Making and Enforcing Rules
Rules are essential for cooperative living in all groups, including families and classrooms. Yet, in many settings, rules are non-existent, unclear or inconsistent. Parents and other adults don't always know how to make and enforce rules for children. The following guidelines can be helpful.
- Rules are needed to protect the health, safety and individual rights of each family or group member. Avoid making rules to satisfy your own whims and preferences (e.g., don't ask too many questions).
- State rules in the positive. Tell children what they can do instead of what not to do.
- Give reasons for rules that can be understood by children. Remember: children are concrete thinkers and may not understand abstract concepts like honesty, justice or fair play.
- Make rules that are appropriate for the developmental age of the child. Children must have the knowledge and ability to live up to the expectations underlying a rule.
- Make rules simple, few in number and easy to remember.
- Rules must be enforceable. Specify fair and reasonable consequences for breaking the rules. Ask yourself: what am I going to do if my child breaks this rule? If you can't think of any concrete response, don't make the rule.

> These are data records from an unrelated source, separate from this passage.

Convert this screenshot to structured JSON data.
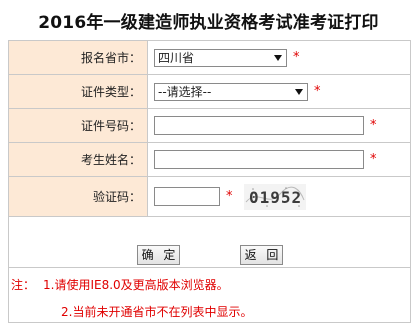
{
  "page": {
    "title": "2016年一级建造师执业资格考试准考证打印"
  },
  "form": {
    "province": {
      "label": "报名省市：",
      "selected": "四川省",
      "required_mark": "*"
    },
    "id_type": {
      "label": "证件类型：",
      "selected": "--请选择--",
      "required_mark": "*"
    },
    "id_number": {
      "label": "证件号码：",
      "value": "",
      "required_mark": "*"
    },
    "name": {
      "label": "考生姓名：",
      "value": "",
      "required_mark": "*"
    },
    "captcha": {
      "label": "验证码：",
      "value": "",
      "required_mark": "*",
      "image_text": "01952"
    }
  },
  "buttons": {
    "confirm_label": "确 定",
    "back_label": "返 回"
  },
  "notes": {
    "prefix": "注：",
    "line1": "1.请使用IE8.0及更高版本浏览器。",
    "line2": "2.当前未开通省市不在列表中显示。"
  },
  "colors": {
    "label_bg": "#fde9d6",
    "required": "#e00000",
    "border": "#c9c9c9"
  }
}
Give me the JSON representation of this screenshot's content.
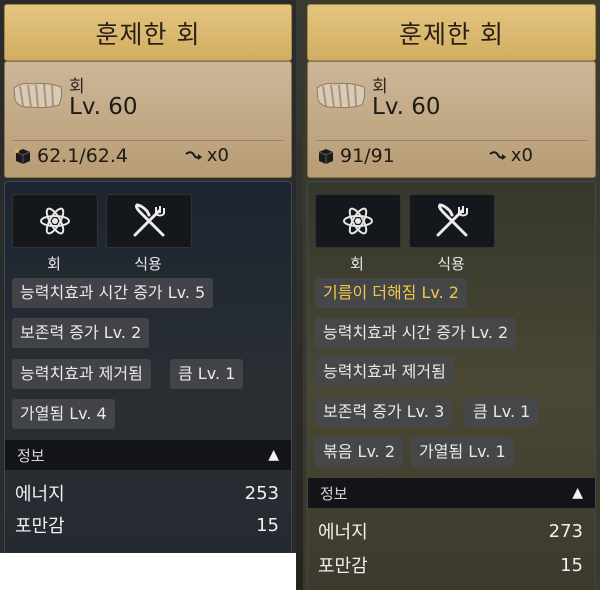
{
  "left": {
    "title": "훈제한 회",
    "item_type": "회",
    "item_level": "Lv. 60",
    "weight": "62.1/62.4",
    "arrow_count": "x0",
    "icon_labels": [
      "회",
      "식용"
    ],
    "effects": [
      "능력치효과 시간 증가  Lv. 5",
      "보존력 증가 Lv. 2",
      "능력치효과 제거됨",
      "큼 Lv. 1",
      "가열됨 Lv. 4"
    ],
    "info_title": "정보",
    "info_toggle": "▲",
    "rows": [
      {
        "label": "에너지",
        "value": "253"
      },
      {
        "label": "포만감",
        "value": "15"
      }
    ]
  },
  "right": {
    "title": "훈제한 회",
    "item_type": "회",
    "item_level": "Lv. 60",
    "weight": "91/91",
    "arrow_count": "x0",
    "icon_labels": [
      "회",
      "식용"
    ],
    "effects": [
      "기름이 더해짐 Lv. 2",
      "능력치효과 시간 증가  Lv. 2",
      "능력치효과 제거됨",
      "보존력 증가 Lv. 3",
      "큼 Lv. 1",
      "볶음 Lv. 2",
      "가열됨 Lv. 1"
    ],
    "info_title": "정보",
    "info_toggle": "▲",
    "rows": [
      {
        "label": "에너지",
        "value": "273"
      },
      {
        "label": "포만감",
        "value": "15"
      }
    ]
  },
  "colors": {
    "title_gold": "#d8b66c",
    "highlight_effect": "#f0c64a"
  },
  "icons": [
    "atom-icon",
    "fork-knife-icon",
    "box-icon",
    "arrow-icon",
    "triangle-up-icon"
  ]
}
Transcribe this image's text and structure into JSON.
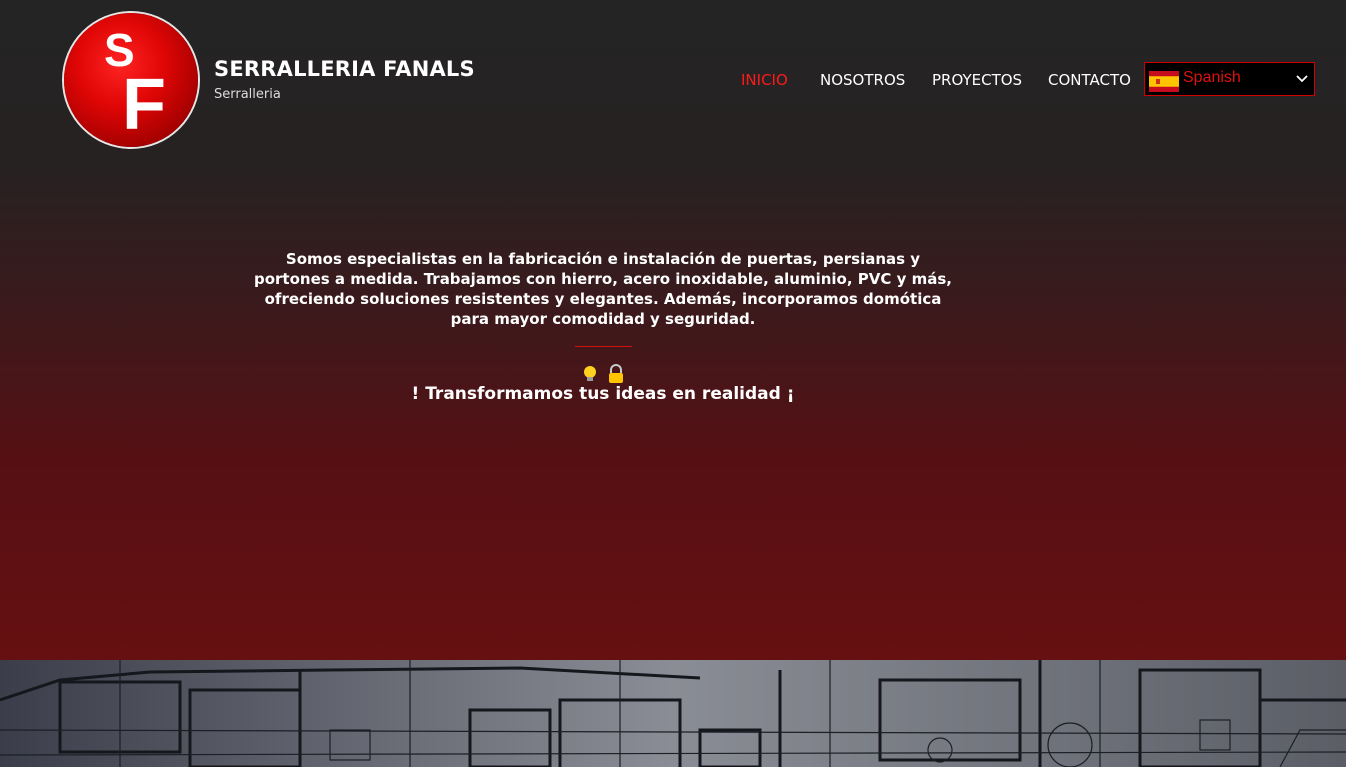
{
  "header": {
    "logo": {
      "letter_top": "S",
      "letter_bottom": "F",
      "color": "#d40000"
    },
    "title": "SERRALLERIA FANALS",
    "subtitle": "Serralleria"
  },
  "nav": {
    "items": [
      {
        "label": "INICIO",
        "active": true
      },
      {
        "label": "NOSOTROS",
        "active": false
      },
      {
        "label": "PROYECTOS",
        "active": false
      },
      {
        "label": "CONTACTO",
        "active": false
      }
    ],
    "active_color": "#ff1a1a"
  },
  "language_selector": {
    "selected": "Spanish",
    "flag_icon": "spain-flag-icon",
    "chevron_icon": "chevron-down-icon"
  },
  "hero": {
    "intro": "Somos especialistas en la fabricación e instalación de puertas, persianas y portones a medida. Trabajamos con hierro, acero inoxidable, aluminio, PVC y más, ofreciendo soluciones resistentes y elegantes. Además, incorporamos domótica para mayor comodidad y seguridad.",
    "icons": [
      "light-bulb-icon",
      "lock-icon"
    ],
    "tagline": "! Transformamos tus ideas en realidad ¡",
    "gradient_colors": [
      "#242424",
      "#661011"
    ]
  },
  "blueprint_section": {
    "background_icon": "blueprint-drawing"
  }
}
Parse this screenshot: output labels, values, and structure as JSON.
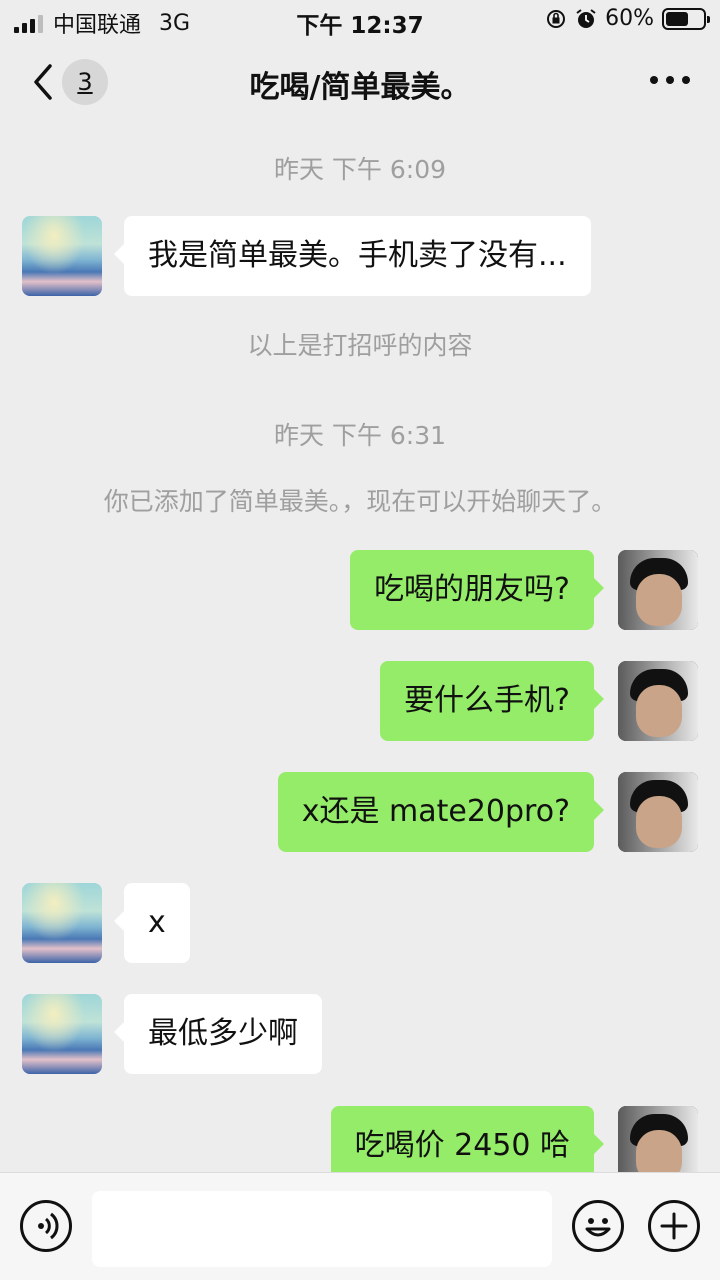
{
  "status_bar": {
    "carrier": "中国联通",
    "network": "3G",
    "time": "下午 12:37",
    "battery": "60%",
    "battery_level": 0.6
  },
  "nav": {
    "unread_count": "3",
    "title": "吃喝/简单最美。"
  },
  "chat": {
    "timestamp_1": "昨天 下午 6:09",
    "greeting_note": "以上是打招呼的内容",
    "timestamp_2": "昨天 下午 6:31",
    "added_notice": "你已添加了简单最美。，现在可以开始聊天了。",
    "messages": [
      {
        "from": "them",
        "text": "我是简单最美。手机卖了没有..."
      },
      {
        "from": "me",
        "text": "吃喝的朋友吗?"
      },
      {
        "from": "me",
        "text": "要什么手机?"
      },
      {
        "from": "me",
        "text": "x还是 mate20pro?"
      },
      {
        "from": "them",
        "text": "x"
      },
      {
        "from": "them",
        "text": "最低多少啊"
      },
      {
        "from": "me",
        "text": "吃喝价 2450 哈"
      }
    ]
  },
  "input_bar": {
    "voice_icon": "voice-icon",
    "emoji_icon": "emoji-icon",
    "plus_icon": "plus-icon"
  },
  "colors": {
    "background": "#ededed",
    "outgoing_bubble": "#95ec69",
    "incoming_bubble": "#ffffff",
    "system_text": "#9f9f9f"
  }
}
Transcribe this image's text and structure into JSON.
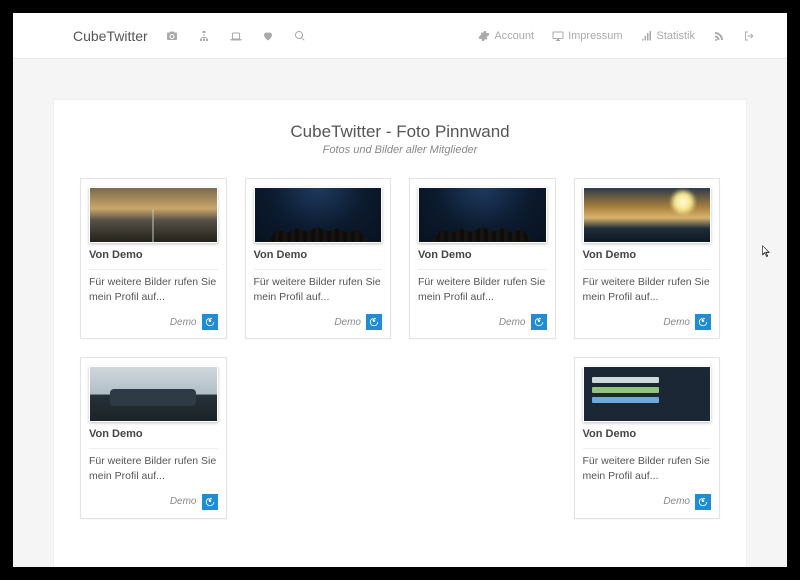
{
  "brand": "CubeTwitter",
  "nav_right": {
    "account": "Account",
    "impressum": "Impressum",
    "statistik": "Statistik"
  },
  "page": {
    "title": "CubeTwitter - Foto Pinnwand",
    "subtitle": "Fotos und Bilder aller Mitglieder"
  },
  "card_common": {
    "author_prefix": "Von Demo",
    "text": "Für weitere Bilder rufen Sie mein Profil auf...",
    "footer_label": "Demo"
  },
  "cards": [
    {
      "thumb": "thumb-road"
    },
    {
      "thumb": "thumb-night"
    },
    {
      "thumb": "thumb-night"
    },
    {
      "thumb": "thumb-mtn"
    },
    {
      "thumb": "thumb-car"
    },
    {
      "thumb": "empty"
    },
    {
      "thumb": "empty"
    },
    {
      "thumb": "thumb-code"
    }
  ]
}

- Avoid changing or modifying rules too often. Although subject to review and somewhat flexible, rules generally should not be changed. If rules are unclear, constantly changing or uncertain, children will be confused and their behavior will reflect this.
- Put rules in writing and let kids see them.
- Follow the rules yourself. Many children and most teens point out double standards that undermine rules and your authority.
- Fair, calm and consistent enforcement of rules is absolutely essential. Without consistent enforcement, rules become meaningless. If you're unwilling or unsure how to enforce a rule, eliminate it.
- Remind young children of the rules often. Ask them to state and explain the rule in their own words.
- Give children time to learn and conform to the rules.
- Expect children and teens to test rules. They test your authority for several reasons: they may be trying to assert their autonomy, think a rule unfair, or lack the self-control to deal with their own impulses and need the firm and consistent enforcement of rules to protect them from anti-social, unsafe or self-destructive tendencies.
- Every rule should have a consequence that is naturally or logically related to it. You may not always use the consequence when kids break rules, but there should always be one that can be applied.